06Who Should Actually Rely on Mushrooms for Vitamin D?
Based on the research, here's my clinical framework for who mushrooms realistically help:
Good candidates for mushrooms as vitamin D source:
- Vegans and vegetarians who prefer food-based sources (D3 supplements are almost exclusively derived from lanolin/sheep's wool or lichen; D2 from mushrooms is entirely plant-based)
- People with mild vitamin D insufficiency (20–30 ng/mL) who eat mushrooms regularly and can access UV-treated products or sunlight
- People adding vitamin D to their diet as prevention rather than repletion
Poor candidates for mushrooms as primary vitamin D source:
- People with documented deficiency (<20 ng/mL) who need efficient repletion
- People with fat malabsorption disorders (vitamin D is fat-soluble; absorption requires dietary fat alongside the mushrooms)
- People who live in northern latitudes year-round and can't access UV-treated commercial products reliably
- People who need high therapeutic doses (2,000+ IU/day) — getting this from mushrooms consistently is impractical
07Frequently Asked Questions
Does cooking destroy the vitamin D in mushrooms?
Not significantly. Most studies show that sautéing, roasting, or cooking UV-treated mushrooms preserves the majority of their vitamin D2 content. Vitamin D2 is heat-stable, unlike some water-soluble vitamins that leach into cooking liquid. Boiling in water does cause some loss, so dry-heat methods (roasting, sautéing) are preferred if you're specifically trying to maximize vitamin D retention.
Is vitamin D2 from mushrooms actually absorbed well?
Yes — the Urbain 2011 RCT directly demonstrated this. Serum 25(OH)D2 rose comparably in the mushroom and D2 supplement groups, meaning the vitamin D in the mushrooms was absorbed and metabolized effectively. The caveat is that vitamin D is fat-soluble, so eating mushrooms with dietary fat (cooking in olive oil, for instance) improves absorption compared to eating them plain.
What's the best mushroom variety for vitamin D?

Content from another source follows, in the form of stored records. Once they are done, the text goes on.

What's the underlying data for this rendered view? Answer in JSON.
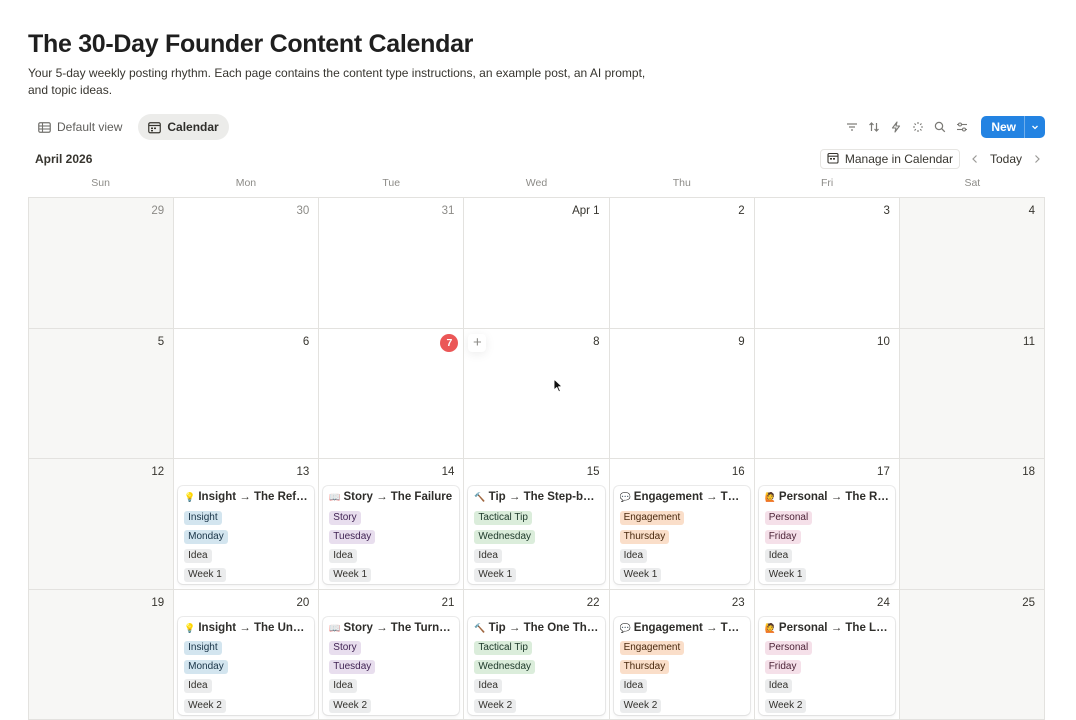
{
  "page": {
    "title": "The 30-Day Founder Content Calendar",
    "description": "Your 5-day weekly posting rhythm. Each page contains the content type instructions, an example post, an AI prompt, and topic ideas."
  },
  "views": [
    {
      "label": "Default view",
      "icon": "table-icon",
      "active": false
    },
    {
      "label": "Calendar",
      "icon": "calendar-icon",
      "active": true
    }
  ],
  "toolbar": {
    "icons": [
      "filter-icon",
      "sort-icon",
      "automation-icon",
      "ai-sparkle-icon",
      "search-icon",
      "settings-icon"
    ],
    "new_label": "New"
  },
  "calendar": {
    "month_label": "April 2026",
    "manage_label": "Manage in Calendar",
    "today_label": "Today",
    "weekdays": [
      "Sun",
      "Mon",
      "Tue",
      "Wed",
      "Thu",
      "Fri",
      "Sat"
    ],
    "today": "7",
    "weeks": [
      [
        "29",
        "30",
        "31",
        "Apr 1",
        "2",
        "3",
        "4"
      ],
      [
        "5",
        "6",
        "7",
        "8",
        "9",
        "10",
        "11"
      ],
      [
        "12",
        "13",
        "14",
        "15",
        "16",
        "17",
        "18"
      ],
      [
        "19",
        "20",
        "21",
        "22",
        "23",
        "24",
        "25"
      ]
    ],
    "muted_days": [
      "29",
      "30",
      "31"
    ]
  },
  "tag_colors": {
    "Insight": {
      "bg": "#d3e5ef",
      "fg": "#183347"
    },
    "Monday": {
      "bg": "#d3e5ef",
      "fg": "#183347"
    },
    "Story": {
      "bg": "#e8deee",
      "fg": "#412454"
    },
    "Tuesday": {
      "bg": "#e8deee",
      "fg": "#412454"
    },
    "Tactical Tip": {
      "bg": "#dbeddb",
      "fg": "#1c3829"
    },
    "Wednesday": {
      "bg": "#dbeddb",
      "fg": "#1c3829"
    },
    "Engagement": {
      "bg": "#fadec9",
      "fg": "#49290e"
    },
    "Thursday": {
      "bg": "#fadec9",
      "fg": "#49290e"
    },
    "Personal": {
      "bg": "#f5e0e9",
      "fg": "#4c2337"
    },
    "Friday": {
      "bg": "#f5e0e9",
      "fg": "#4c2337"
    },
    "Idea": {
      "bg": "#ebeced",
      "fg": "#32302c"
    },
    "Week 1": {
      "bg": "#ebeced",
      "fg": "#32302c"
    },
    "Week 2": {
      "bg": "#ebeced",
      "fg": "#32302c"
    }
  },
  "events": [
    {
      "week": 2,
      "day": 1,
      "emoji": "💡",
      "title": "Insight → The Reframe",
      "tags": [
        "Insight",
        "Monday",
        "Idea",
        "Week 1"
      ]
    },
    {
      "week": 2,
      "day": 2,
      "emoji": "📖",
      "title": "Story → The Failure",
      "tags": [
        "Story",
        "Tuesday",
        "Idea",
        "Week 1"
      ]
    },
    {
      "week": 2,
      "day": 3,
      "emoji": "🔨",
      "title": "Tip → The Step-by-Step",
      "tags": [
        "Tactical Tip",
        "Wednesday",
        "Idea",
        "Week 1"
      ]
    },
    {
      "week": 2,
      "day": 4,
      "emoji": "💬",
      "title": "Engagement → The Question",
      "tags": [
        "Engagement",
        "Thursday",
        "Idea",
        "Week 1"
      ]
    },
    {
      "week": 2,
      "day": 5,
      "emoji": "🙋",
      "title": "Personal → The Routine",
      "tags": [
        "Personal",
        "Friday",
        "Idea",
        "Week 1"
      ]
    },
    {
      "week": 3,
      "day": 1,
      "emoji": "💡",
      "title": "Insight → The Uncomfortable Truth",
      "tags": [
        "Insight",
        "Monday",
        "Idea",
        "Week 2"
      ]
    },
    {
      "week": 3,
      "day": 2,
      "emoji": "📖",
      "title": "Story → The Turning Point",
      "tags": [
        "Story",
        "Tuesday",
        "Idea",
        "Week 2"
      ]
    },
    {
      "week": 3,
      "day": 3,
      "emoji": "🔨",
      "title": "Tip → The One Thing",
      "tags": [
        "Tactical Tip",
        "Wednesday",
        "Idea",
        "Week 2"
      ]
    },
    {
      "week": 3,
      "day": 4,
      "emoji": "💬",
      "title": "Engagement → The Hot Take",
      "tags": [
        "Engagement",
        "Thursday",
        "Idea",
        "Week 2"
      ]
    },
    {
      "week": 3,
      "day": 5,
      "emoji": "🙋",
      "title": "Personal → The Lesson",
      "tags": [
        "Personal",
        "Friday",
        "Idea",
        "Week 2"
      ]
    }
  ]
}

The highest ergosterol concentrations — and therefore the highest potential vitamin D2 after UV exposure — are found in shiitake and maitake mushrooms. Button mushrooms and portobellos also respond well to UV treatment and are more widely available. The key variable isn't the species so much as the UV exposure: any mushroom with adequate ergosterol content will produce D2 when exposed to sufficient UVB. Placing any variety gill-side-up in summer midday sun for an hour is a reasonable starting point regardless of species.
08The Bottom Line
The idea that mushrooms are a meaningful vitamin D source isn't wellness mythology — it's backed by solid photochemistry and now two human clinical trials. UV-treated mushrooms genuinely raise serum 25(OH)D levels, and the Urbain 2011 trial puts this on the same footing as a D2 supplement at equivalent doses. The parathyroid hormone data from the 2025 Hsu trial suggests the effect is physiologically meaningful, not just a number on a lab report.
The practical limit is the D2-versus-D3 question. For significant deficiency correction, D3 supplements remain more potent and efficient. For plant-based eaters maintaining adequate levels or adding a food-based vitamin D source to their diet, UV-treated mushrooms are a legitimate and evidence-supported option — particularly if you're getting 100g or more per day of mushrooms that have seen some UV light.
Your supermarket mushrooms, sitting in a dark plastic clamshell, contain essentially no vitamin D. Give them an hour in the sun before cooking, and you've changed that. It's one of the more practical bits of nutritional biochemistry that actually translates directly to kitchen behavior.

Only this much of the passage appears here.